TVShack extradition attempt has Dotcom parallels
In a test case with parallels to the Dotcom Megaupload case, a 23 year-old UK student faces extradition to the US to face trial for running a website linking to sites providing pirated TV shows and films.
District judge Quentin Purdy ruled there were no valid reasons why Richard O’Dwyer could not be sent to New York for trial.
US Immigration and Customs Enforcement (ICE) agency wants his extradition to prosecute O’Dwyer for breaches of federal copyright law in relation to a website set up when he was 19 called TVShack.

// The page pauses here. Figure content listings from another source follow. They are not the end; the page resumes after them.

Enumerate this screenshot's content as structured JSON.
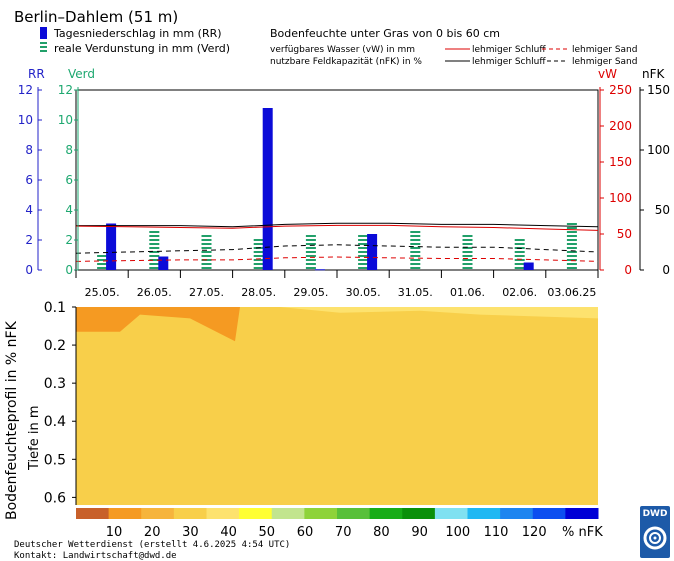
{
  "header": {
    "station": "Berlin–Dahlem (51 m)",
    "legend_rr": "Tagesniederschlag in mm (RR)",
    "legend_verd": "reale Verdunstung in mm (Verd)",
    "title": "Bodenfeuchte unter Gras von 0 bis 60 cm",
    "vw_label": "verfügbares Wasser (vW) in mm",
    "nfk_label": "nutzbare Feldkapazität (nFK) in %",
    "ls_red": "lehmiger Schluff",
    "sand_red": "lehmiger Sand",
    "ls_black": "lehmiger Schluff",
    "sand_black": "lehmiger Sand"
  },
  "colors": {
    "rr": "#0b0bd8",
    "verd": "#22a06a",
    "vw": "#dd0000",
    "nfk": "#000000",
    "rr_axis": "#2323c8",
    "verd_axis": "#1ea870"
  },
  "chart_data": {
    "type": "bar",
    "dates": [
      "25.05.",
      "26.05.",
      "27.05.",
      "28.05.",
      "29.05.",
      "30.05.",
      "31.05.",
      "01.06.",
      "02.06.",
      "03.06.25"
    ],
    "axes": {
      "rr_label": "RR",
      "verd_label": "Verd",
      "vw_label": "vW",
      "nfk_label": "nFK",
      "rr_ticks": [
        0,
        2,
        4,
        6,
        8,
        10,
        12
      ],
      "verd_ticks": [
        0,
        2,
        4,
        6,
        8,
        10,
        12
      ],
      "vw_ticks": [
        0,
        50,
        100,
        150,
        200,
        250
      ],
      "nfk_ticks": [
        0,
        50,
        100,
        150
      ],
      "rr_range": [
        0,
        12
      ],
      "vw_range": [
        0,
        250
      ],
      "nfk_range": [
        0,
        150
      ]
    },
    "series": [
      {
        "name": "Tagesniederschlag in mm (RR)",
        "values": [
          3.1,
          0.9,
          0,
          10.8,
          0.05,
          2.4,
          0,
          0,
          0.5,
          0
        ]
      },
      {
        "name": "reale Verdunstung in mm (Verd)",
        "values": [
          1.0,
          2.7,
          2.3,
          2.0,
          2.3,
          2.5,
          2.7,
          2.5,
          2.1,
          3.2
        ]
      }
    ],
    "vw_lehmiger_schluff": [
      61,
      60,
      59,
      58,
      61,
      62,
      62,
      60,
      59,
      57,
      55
    ],
    "vw_lehmiger_sand": [
      12,
      13,
      14,
      14,
      17,
      18,
      17,
      16,
      16,
      14,
      12
    ],
    "nfk_lehmiger_schluff": [
      37,
      37,
      37,
      36,
      38,
      39,
      39,
      38,
      38,
      37,
      36
    ],
    "nfk_lehmiger_sand": [
      14,
      15,
      16,
      17,
      20,
      21,
      20,
      19,
      19,
      17,
      15
    ],
    "profile": {
      "y_label": "Bodenfeuchteprofil in % nFK",
      "y_label2": "Tiefe in m",
      "depth_ticks": [
        "0.1",
        "0.2",
        "0.3",
        "0.4",
        "0.5",
        "0.6"
      ],
      "depth_range": [
        0.1,
        0.62
      ]
    },
    "colorbar": {
      "labels": [
        "10",
        "20",
        "30",
        "40",
        "50",
        "60",
        "70",
        "80",
        "90",
        "100",
        "110",
        "120"
      ],
      "unit": "% nFK",
      "colors": [
        "#c8602a",
        "#f59a22",
        "#f6b43c",
        "#f8cf4a",
        "#fde26e",
        "#ffff33",
        "#c2e58e",
        "#8ed33a",
        "#58c03a",
        "#18ac18",
        "#0a900a",
        "#7fe1f1",
        "#1fb8f3",
        "#1e85f0",
        "#0c4ef0",
        "#0000d6"
      ]
    }
  },
  "footer": {
    "line1": "Deutscher Wetterdienst (erstellt 4.6.2025 4:54 UTC)",
    "line2": "Kontakt: Landwirtschaft@dwd.de"
  },
  "logo": {
    "text": "DWD"
  }
}
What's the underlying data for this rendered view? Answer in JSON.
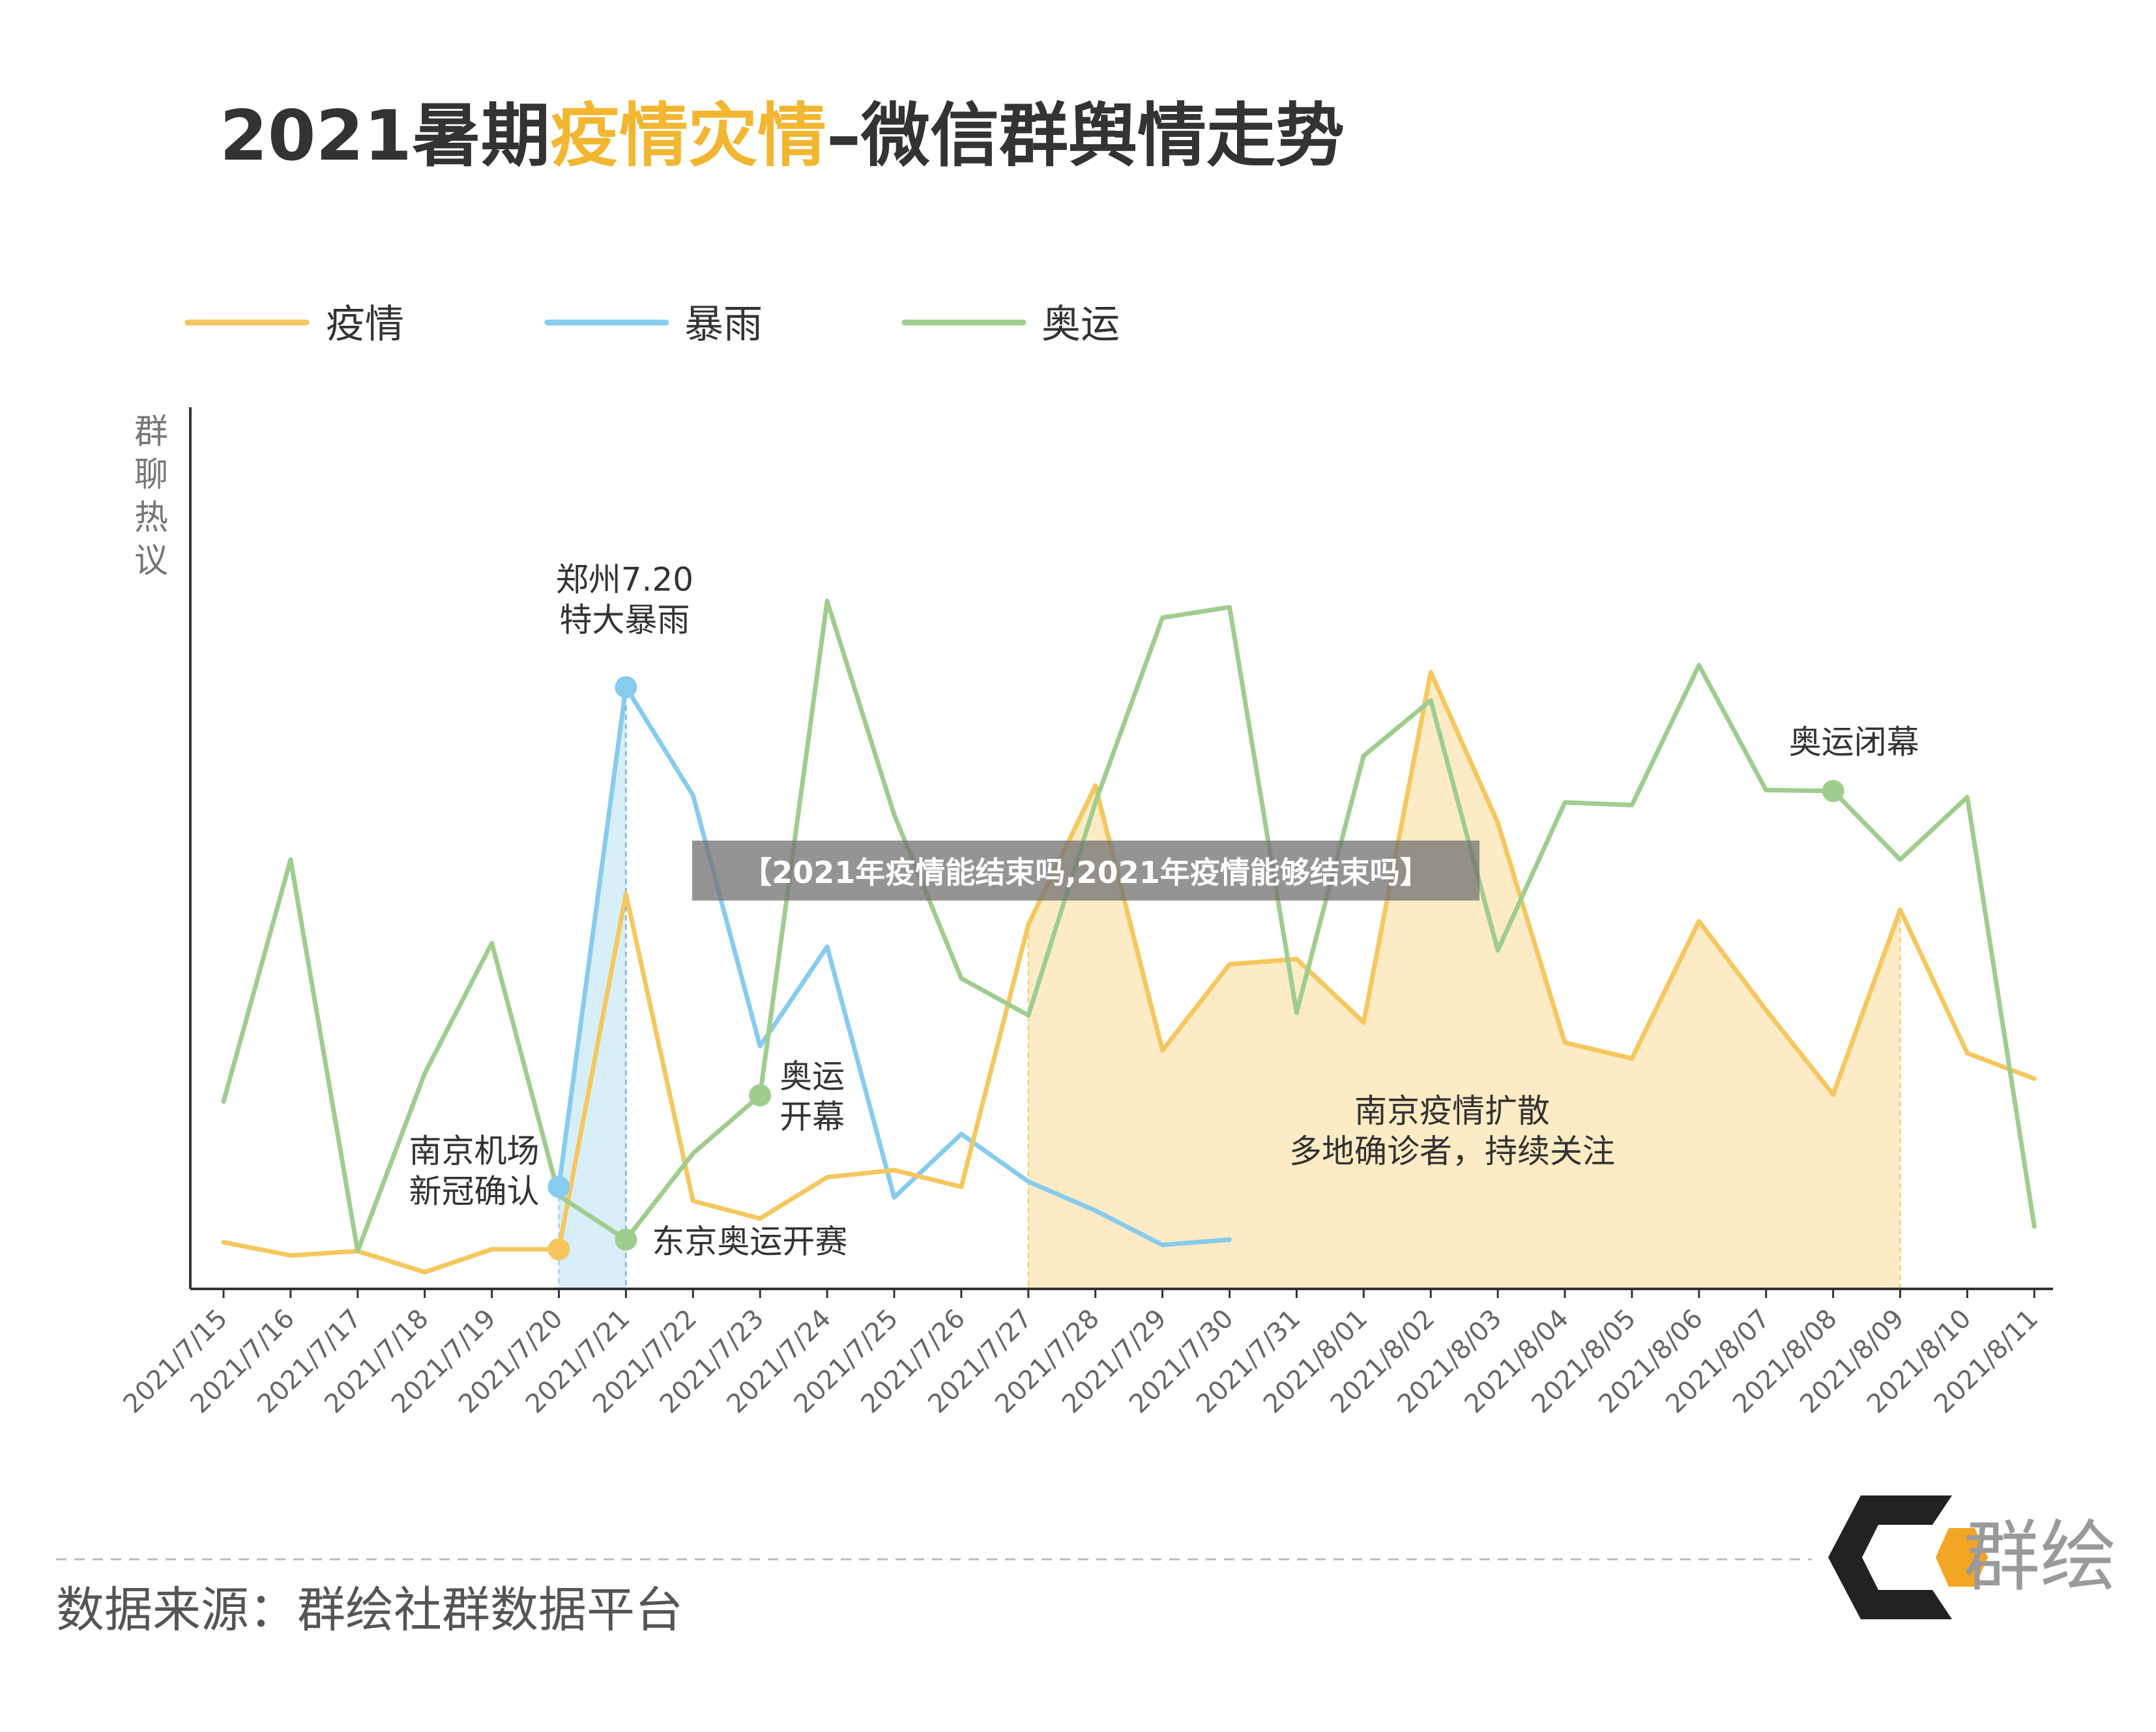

The UK case has similarities to Dotcom’s ‘Mega-upload’ site, particularly in that it requires users to register - allowing them access to pirated, copyright-breaching material.
US prosecutors claim O'Dwyer earned GBP15,000 a month from the website, and saythe case met the test of dual liability, dismissing arguments that extradition would breach O’Dwyer’s human rights.
O'Dwyer’s lawyers argued the site was negligibly different from a search engine such as Google and was therefore unlikely to be construed as illegal under UK law.
O’Dwyers family and supporters argue that any alleged offence should be tried in the UK. A parliamentary measure to include a "forum clause" in the 2003 extradition treaty - allowing a judge to examine where a case should best be heard - has been passed by parliament but not yet enacted.
ICE has faced criticism about the perceived over-reach involved with them targeting websites such as TVShack which had servers in the Netherlands – and having no tangible link to America.
However, it is reported ICE will now actively pursue websites such as TVShack even if the only link they had with the US was a website domain name ending in .net or .com.
These suffixes are routed through Verisign, an internet company based in Virginia. The ICE agency claims that this is a sufficient link to the US to seek extradition for prosecution.